Discussion in 'Cycling Equipment' started by Shelley, May 23, 2003.

Thread Status:
Not open for further replies.
  1. Shelley

    Shelley Guest

    I received some excellent advice a few months ago when soliciting advice about a cheaper way to get
    more usable gears on my 12-27 Dura Ace set up: first try a cassette that extends to 30 teeth and if
    that didn't quite do the trick, go to an MTB XT/XTR r. der, avoid the newest (rapid-fire) models,
    get a new chain and a 34 tooth cassette.

    a. I tried the 30 teeth cassette. It works OK for normal riding but I am at my limit in the
    mountains, currently recovering from knee pains in the Davis Double and I am preparing to do even
    steeper rides including the Death Ride.

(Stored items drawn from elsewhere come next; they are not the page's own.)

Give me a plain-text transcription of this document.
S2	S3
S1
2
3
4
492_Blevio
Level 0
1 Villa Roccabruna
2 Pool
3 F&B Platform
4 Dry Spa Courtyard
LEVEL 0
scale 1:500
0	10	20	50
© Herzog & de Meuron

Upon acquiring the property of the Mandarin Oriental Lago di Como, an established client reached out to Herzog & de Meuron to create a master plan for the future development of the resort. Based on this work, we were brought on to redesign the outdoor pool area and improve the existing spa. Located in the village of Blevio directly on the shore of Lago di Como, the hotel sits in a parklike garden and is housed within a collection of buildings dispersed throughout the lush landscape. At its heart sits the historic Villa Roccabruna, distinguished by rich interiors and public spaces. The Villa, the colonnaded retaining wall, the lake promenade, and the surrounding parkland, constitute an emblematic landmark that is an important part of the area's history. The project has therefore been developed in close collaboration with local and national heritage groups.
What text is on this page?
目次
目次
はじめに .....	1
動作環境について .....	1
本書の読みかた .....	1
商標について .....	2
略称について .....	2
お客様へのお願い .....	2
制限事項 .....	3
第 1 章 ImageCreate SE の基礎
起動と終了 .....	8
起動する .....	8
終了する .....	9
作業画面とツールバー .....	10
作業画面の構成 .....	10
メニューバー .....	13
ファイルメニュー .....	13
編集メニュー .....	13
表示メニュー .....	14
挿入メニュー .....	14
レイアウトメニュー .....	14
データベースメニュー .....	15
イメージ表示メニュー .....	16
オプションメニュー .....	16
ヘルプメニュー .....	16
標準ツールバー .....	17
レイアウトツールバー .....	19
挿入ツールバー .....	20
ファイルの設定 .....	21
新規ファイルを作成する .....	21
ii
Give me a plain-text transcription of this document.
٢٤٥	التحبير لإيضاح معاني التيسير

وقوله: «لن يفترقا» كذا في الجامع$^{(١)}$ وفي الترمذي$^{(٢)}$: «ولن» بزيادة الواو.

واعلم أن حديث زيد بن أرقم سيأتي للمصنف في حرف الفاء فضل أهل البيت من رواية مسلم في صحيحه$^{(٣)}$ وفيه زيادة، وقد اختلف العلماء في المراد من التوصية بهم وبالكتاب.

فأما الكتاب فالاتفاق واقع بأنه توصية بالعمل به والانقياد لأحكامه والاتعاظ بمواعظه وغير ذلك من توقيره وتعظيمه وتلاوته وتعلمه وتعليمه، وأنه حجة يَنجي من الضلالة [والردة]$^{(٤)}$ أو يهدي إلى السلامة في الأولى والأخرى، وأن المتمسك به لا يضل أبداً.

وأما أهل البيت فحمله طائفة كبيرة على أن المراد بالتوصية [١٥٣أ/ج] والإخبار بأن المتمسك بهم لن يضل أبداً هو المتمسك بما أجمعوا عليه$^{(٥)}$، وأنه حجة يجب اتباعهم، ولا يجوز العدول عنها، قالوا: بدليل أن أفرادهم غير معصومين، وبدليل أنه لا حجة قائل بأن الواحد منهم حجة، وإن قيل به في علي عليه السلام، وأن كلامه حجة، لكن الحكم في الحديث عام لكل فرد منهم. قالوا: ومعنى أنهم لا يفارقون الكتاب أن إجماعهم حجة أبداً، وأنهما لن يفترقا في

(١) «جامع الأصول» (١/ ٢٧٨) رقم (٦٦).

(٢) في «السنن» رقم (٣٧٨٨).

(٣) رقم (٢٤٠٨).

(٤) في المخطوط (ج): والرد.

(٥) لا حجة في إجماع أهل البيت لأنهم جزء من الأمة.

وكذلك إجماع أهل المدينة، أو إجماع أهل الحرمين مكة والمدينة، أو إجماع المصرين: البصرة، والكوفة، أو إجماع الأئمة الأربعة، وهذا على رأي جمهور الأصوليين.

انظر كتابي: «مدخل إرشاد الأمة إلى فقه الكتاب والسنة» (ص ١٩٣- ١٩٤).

    b. Is there any difference in effectiveness of this hybrid road/MTB setup whether an XTR derailleur
    is a long or short cage?

    Thanks for your help.

    Sheldon Rothenberg
     
    Tags:


  2. Ruger9

    Ruger9 Guest

    On 23 May 2003 17:42:39 -0700, [email protected] (Shelley) wrote:

    >I received some excellent advice a few months ago when soliciting advice about a cheaper way to get
    >more usable gears on my 12-27 Dura Ace set up: first try a cassette that extends to 30 teeth and if
    >that didn't quite do the trick, go to an MTB XT/XTR r. der, avoid the newest (rapid-fire) models,
    >get a new chain and a 34 tooth cassette.
    >
    >a. I tried the 30 teeth cassette. It works OK for normal riding but I am at my limit in the
    > mountains, currently recovering from knee pains in the Davis Double and I am preparing to do
    > even steeper rides including the Death Ride.
    >
    >b. Is there any difference in effectiveness of this hybrid road/MTB setup whether an XTR derailleur
    > is a long or short cage?

    I could be totally wrong on this, but I *think* I remember reading that for a 34 tooth rear cog, you
    HAVE to run a long cage. Perhaps someone can verify/correct?

    ELi
     
  3. > a. I tried the 30 teeth cassette. It works OK for normal riding but I am at my limit in the
    > mountains, currently recovering from knee pains in the Davis Double and I am preparing to do
    > even steeper rides including the Death Ride.

    Sheldon: More likely your knee issues from the Davis Double are due to the distances involved, not
    the grades. As for the Death Ride, the grades really aren't all that steep, with the exception of a
    short pitch on Ebbetts. However, if you find that you're frequently riding in your lowest gear and
    want something lower, then by all means lower your gearing!

    I would definitely take a look at your cleat positioning, as it's fairly common to find an
    aggressive cleat position (cleat moved fairly far forward on the shoe) can cause or aggravate
    knee problems.

    > b. Is there any difference in effectiveness of this hybrid road/MTB setup whether an XTR
    > derailleur is a long or short cage?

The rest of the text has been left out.